I conclude that the LE server still tries to connect to the old IP.

Please note that I retried this approximately every 10 hours since the DNS update. Could it be that some DNS cache only purges the cached IP if it not requested for more than 24 hours?

It could possibly also be due to your NS setup.

If I check what your authoritative nameservers are, I get a response of ns.namespace4you.de and hostmaster.lenaschimmel.de. Asking them what your domain IP address is, ns.namespace4you.de gives the updated 176.28.22.249 whilst your other authoritative nameserver doesn’t respond with the 176.28.22.249 address. Whilst being unresponsive should mean it’s ignored and your other authoritative nameserver used, I’m just windering if it’s just a coincidence that this is on 83.169.21.157. It may be worth either setting that DNS to respond, or removing it as an authorative nameserver.

hostmaster is not a nameserver. You are looking at the SOA.

The problem is that there’s a disparity between the www A record and the domain’s A record. www is definitely still pointing to 83.169.21.157. Only the domain itself is pointing to 176.28.22.249.
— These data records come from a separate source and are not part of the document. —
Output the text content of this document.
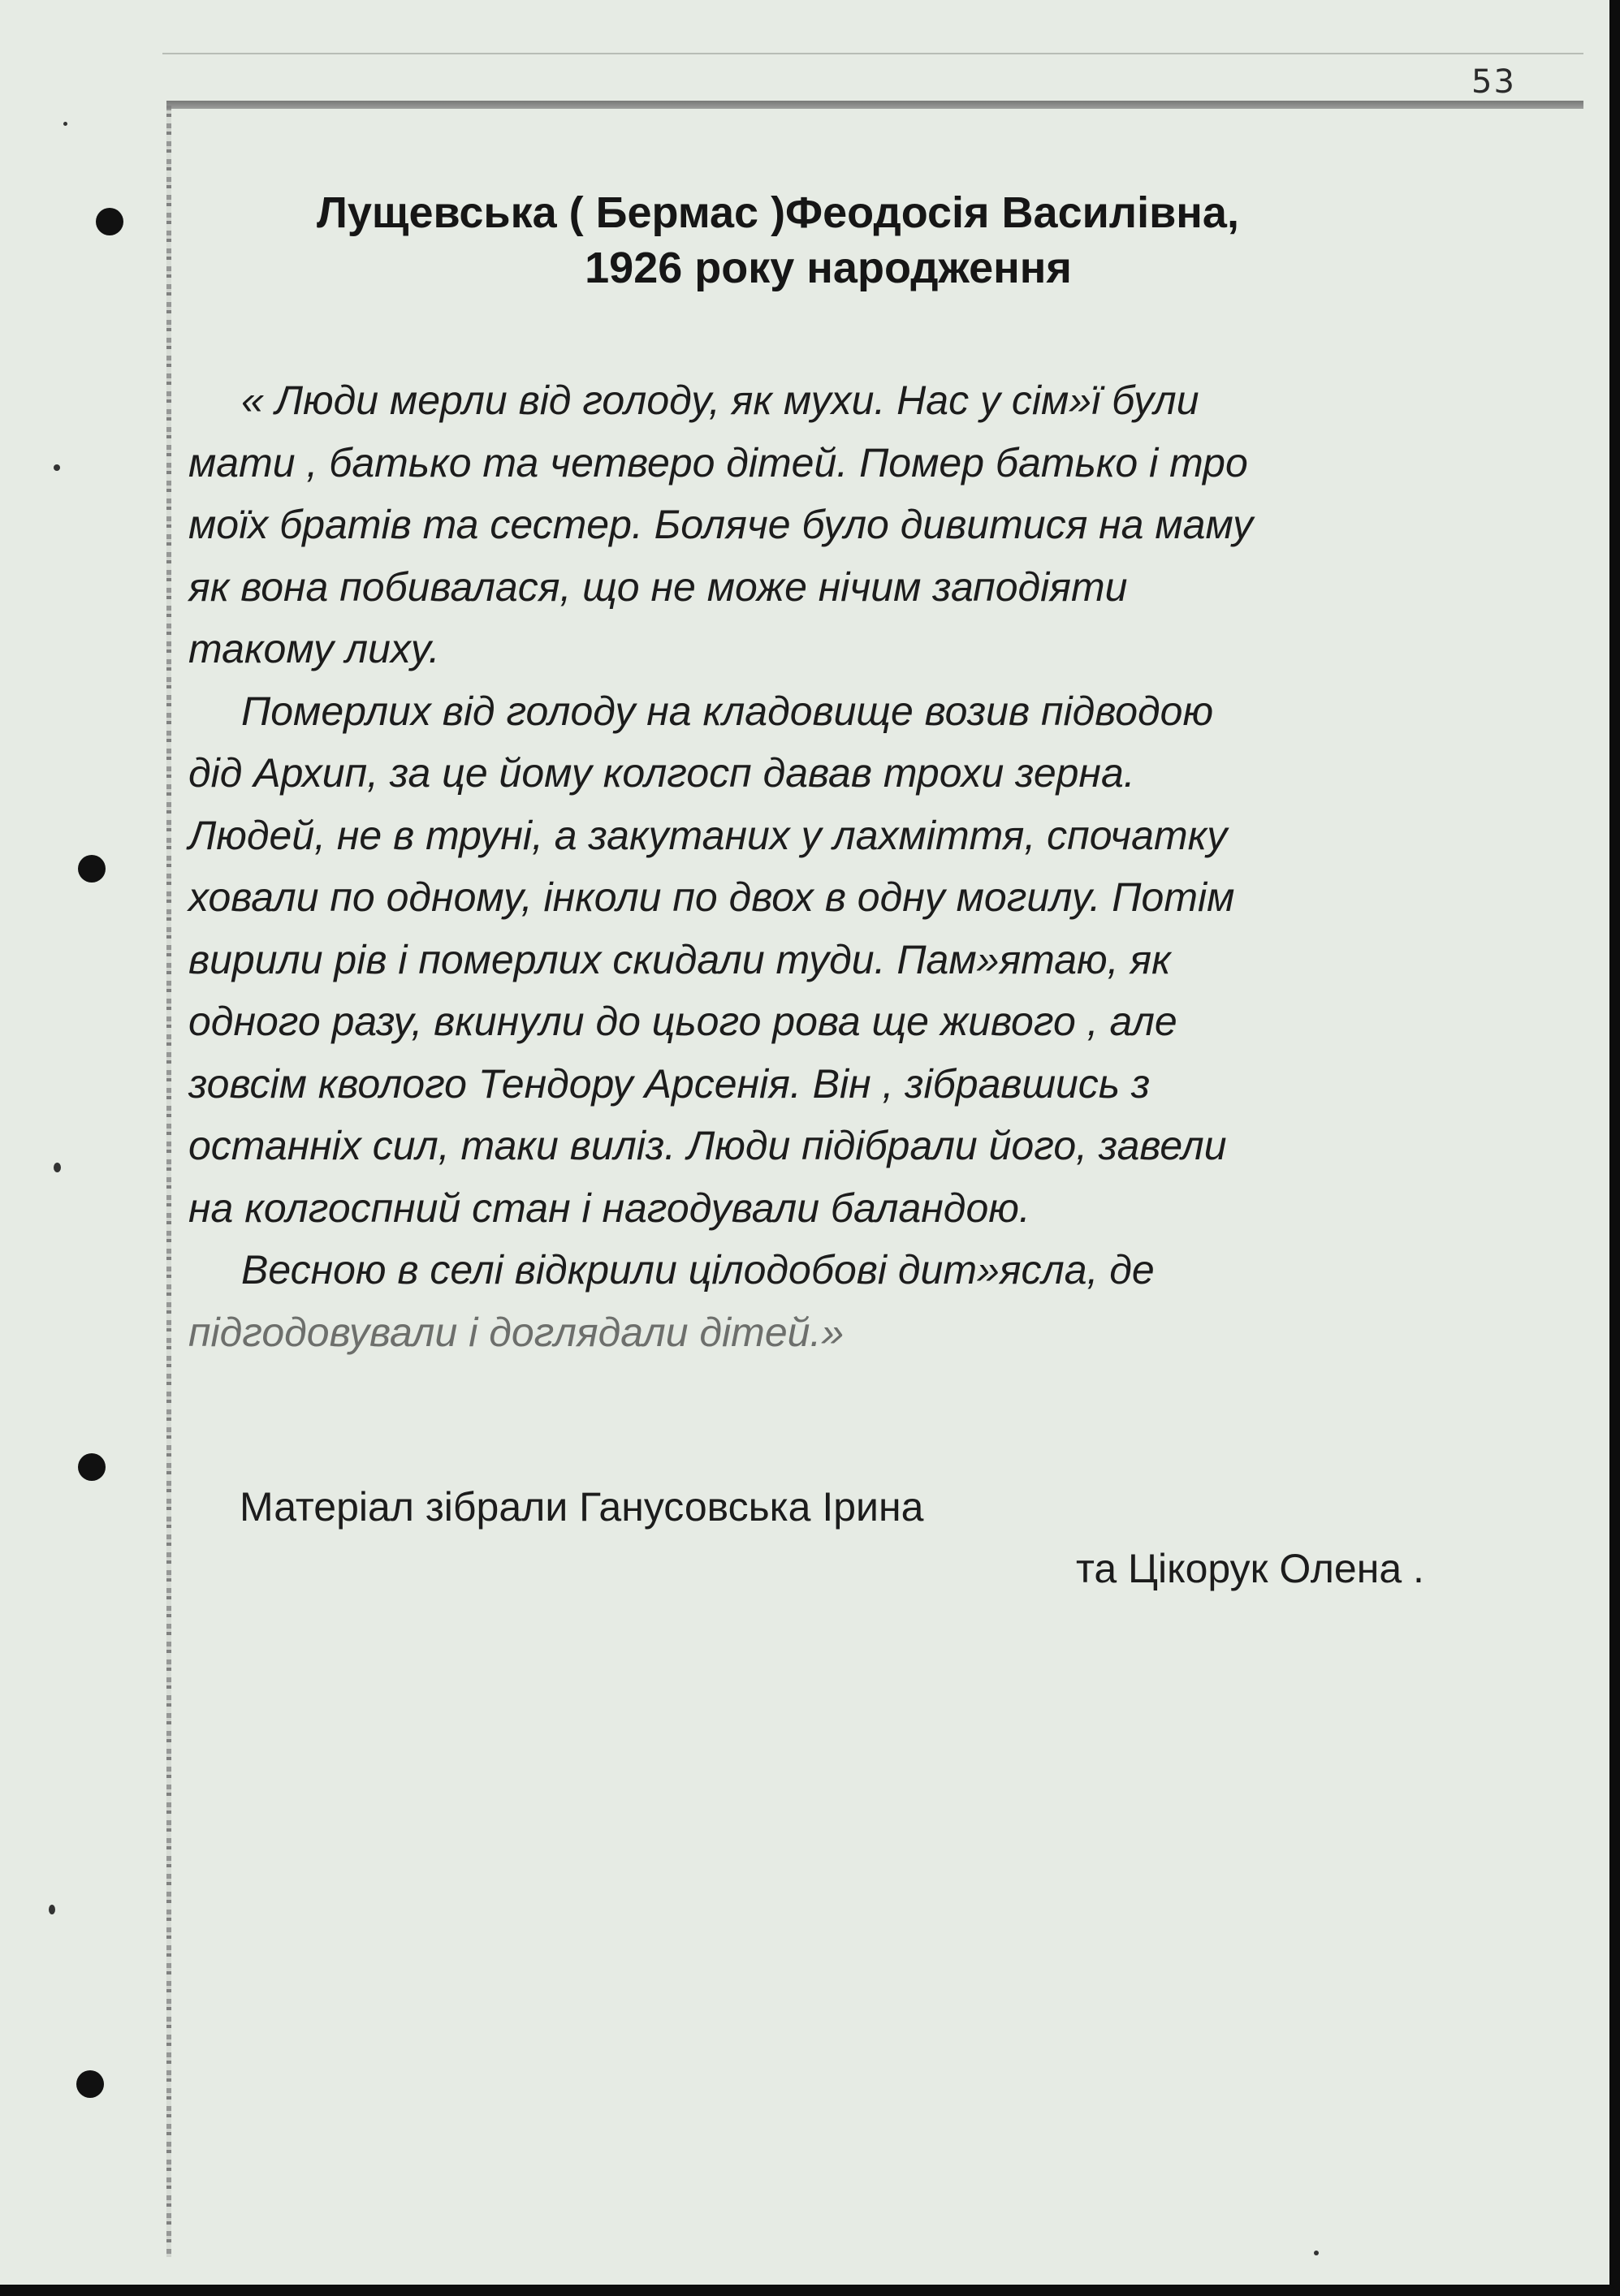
53
Лущевська ( Бермас )Феодосія Василівна,
1926 року народження
« Люди мерли від голоду, як мухи. Нас у сім»ї були
мати , батько та четверо дітей. Помер батько і тро
моїх братів та сестер. Боляче було дивитися на маму
як вона побивалася, що не може нічим заподіяти
такому лиху.
Померлих від голоду на кладовище возив підводою
дід Архип, за це йому колгосп давав трохи зерна.
Людей, не в труні, а закутаних у лахміття, спочатку
ховали по одному, інколи по двох в одну могилу. Потім
вирили рів і померлих скидали туди. Пам»ятаю, як
одного разу, вкинули до цього рова ще живого , але
зовсім кволого Тендору Арсенія. Він , зібравшись з
останніх сил, таки виліз. Люди підібрали його, завели
на колгоспний стан і нагодували баландою.
Весною в селі відкрили цілодобові дит»ясла, де
підгодовували і доглядали дітей.»
Матеріал зібрали Ганусовська Ірина
та Цікорук Олена .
3 posts were split to a new topic: DNS resolution problem during issuance for one domain

From our observation these "few minutes ttls" are still a problem.

  1. issuing cert for c1.abc.mydomain.com - that works nicely
  2. issuing cert for c2.abc.mydomain.com like 10 seconds later - that fails because letsencrypt claims there are no acme records in abc.mydomain.com zone while they are, freshly added

Few minutes later - that 2) works.

Issuing service should be reliable operation and do not depend on caching. It isn't unfortunately which is bad.